Some developments are already being built, while others will not be completed until 2030.
One of the developments in northwest Bicester, Oxfordshire, will have 6,000 zero-carbon homes and cycle networks to promote exercise.
Ebbsfleet Garden City in Kent will provide up to 15,000 homes in the first garden city for 100 years, while Cranbrook, Devon, will have 8,000 homes with healthy lifestyles taught to pupils in schools.
A community with more than 3,000 homes in Whitehill and Bordon, Hampshire, will be “care ready” to help people who have long-term conditions.
Simon Stevens, the head of NHS England, said: “The much-needed push to kick-start affordable housing across England creates a golden opportunity for the NHS to help promote health and keep people independent.
“As these new neighborhoods and towns are built, we’ll kick ourselves if in ten years time we look back having missed the opportunity to ‘design out’ the obesogenic environment, and ‘design in’ health and wellbeing.
“We want children to have places where they want to play with friends and can safely walk or cycle to school – rather than just exercising their fingers on video games.”
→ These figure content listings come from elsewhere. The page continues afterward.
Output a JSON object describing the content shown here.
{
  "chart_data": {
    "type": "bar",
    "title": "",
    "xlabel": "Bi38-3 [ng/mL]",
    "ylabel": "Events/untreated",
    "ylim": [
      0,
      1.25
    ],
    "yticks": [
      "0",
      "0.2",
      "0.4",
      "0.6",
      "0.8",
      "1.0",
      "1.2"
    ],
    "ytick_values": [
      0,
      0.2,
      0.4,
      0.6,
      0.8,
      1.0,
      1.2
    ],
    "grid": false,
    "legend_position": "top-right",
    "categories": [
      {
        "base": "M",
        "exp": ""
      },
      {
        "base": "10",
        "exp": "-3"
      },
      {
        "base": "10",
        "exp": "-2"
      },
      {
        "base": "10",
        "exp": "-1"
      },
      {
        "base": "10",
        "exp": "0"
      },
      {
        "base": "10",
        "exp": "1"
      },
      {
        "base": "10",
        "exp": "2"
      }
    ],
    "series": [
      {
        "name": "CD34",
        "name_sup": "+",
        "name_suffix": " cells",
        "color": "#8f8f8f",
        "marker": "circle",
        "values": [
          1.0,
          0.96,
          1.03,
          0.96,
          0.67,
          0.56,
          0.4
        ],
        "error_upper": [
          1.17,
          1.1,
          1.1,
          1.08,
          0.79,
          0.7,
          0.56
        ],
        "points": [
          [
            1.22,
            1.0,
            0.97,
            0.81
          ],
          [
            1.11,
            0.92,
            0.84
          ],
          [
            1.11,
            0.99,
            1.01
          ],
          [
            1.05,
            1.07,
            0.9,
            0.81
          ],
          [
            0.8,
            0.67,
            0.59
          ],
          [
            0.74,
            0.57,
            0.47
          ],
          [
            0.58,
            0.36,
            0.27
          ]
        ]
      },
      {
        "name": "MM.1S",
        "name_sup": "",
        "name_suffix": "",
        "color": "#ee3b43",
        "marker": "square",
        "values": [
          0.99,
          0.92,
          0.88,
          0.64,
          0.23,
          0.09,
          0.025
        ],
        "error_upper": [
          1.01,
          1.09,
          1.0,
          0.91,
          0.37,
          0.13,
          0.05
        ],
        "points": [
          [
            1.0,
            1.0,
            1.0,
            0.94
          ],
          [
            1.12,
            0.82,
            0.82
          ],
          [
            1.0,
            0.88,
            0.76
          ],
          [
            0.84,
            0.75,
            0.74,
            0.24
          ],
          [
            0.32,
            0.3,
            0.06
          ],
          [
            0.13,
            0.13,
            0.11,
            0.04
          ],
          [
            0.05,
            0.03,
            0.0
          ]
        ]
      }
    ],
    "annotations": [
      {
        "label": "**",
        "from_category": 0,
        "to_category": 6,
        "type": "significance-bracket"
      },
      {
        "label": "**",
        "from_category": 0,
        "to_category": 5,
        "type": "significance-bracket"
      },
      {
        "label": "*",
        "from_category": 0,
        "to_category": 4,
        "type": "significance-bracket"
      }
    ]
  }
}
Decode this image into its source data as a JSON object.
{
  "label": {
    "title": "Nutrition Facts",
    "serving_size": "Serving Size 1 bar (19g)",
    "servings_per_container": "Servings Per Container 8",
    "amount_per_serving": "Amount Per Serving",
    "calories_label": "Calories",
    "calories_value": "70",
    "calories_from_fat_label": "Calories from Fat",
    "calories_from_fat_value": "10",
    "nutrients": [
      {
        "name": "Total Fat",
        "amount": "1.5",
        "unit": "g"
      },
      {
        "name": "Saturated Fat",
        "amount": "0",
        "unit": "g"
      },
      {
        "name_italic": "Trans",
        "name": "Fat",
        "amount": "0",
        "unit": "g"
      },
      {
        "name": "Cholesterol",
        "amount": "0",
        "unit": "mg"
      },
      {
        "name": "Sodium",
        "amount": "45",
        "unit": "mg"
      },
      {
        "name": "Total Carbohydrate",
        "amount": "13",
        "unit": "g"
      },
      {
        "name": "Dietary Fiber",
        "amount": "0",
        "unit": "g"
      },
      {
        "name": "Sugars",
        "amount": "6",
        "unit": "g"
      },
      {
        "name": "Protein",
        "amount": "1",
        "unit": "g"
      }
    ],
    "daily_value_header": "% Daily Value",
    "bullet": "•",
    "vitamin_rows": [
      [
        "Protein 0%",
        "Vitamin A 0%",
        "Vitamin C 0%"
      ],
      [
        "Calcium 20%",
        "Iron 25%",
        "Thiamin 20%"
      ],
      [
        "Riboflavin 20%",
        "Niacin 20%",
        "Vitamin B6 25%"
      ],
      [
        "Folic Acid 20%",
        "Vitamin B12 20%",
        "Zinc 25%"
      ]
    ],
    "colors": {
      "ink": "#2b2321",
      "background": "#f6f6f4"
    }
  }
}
Professor Kevin Fenton, national director for health and wellbeing at Public Health England, said: “Some of the UK’s most pressing health challenges – such as obesity, mental health issues, physical inactivity and the needs of an ageing population – can all be influenced by the quality of our built and natural environment.
“The considerate design of spaces and places is critical to promote good health. This innovative program will inform our thinking and planning of everyday environments to improve health for generations to come.”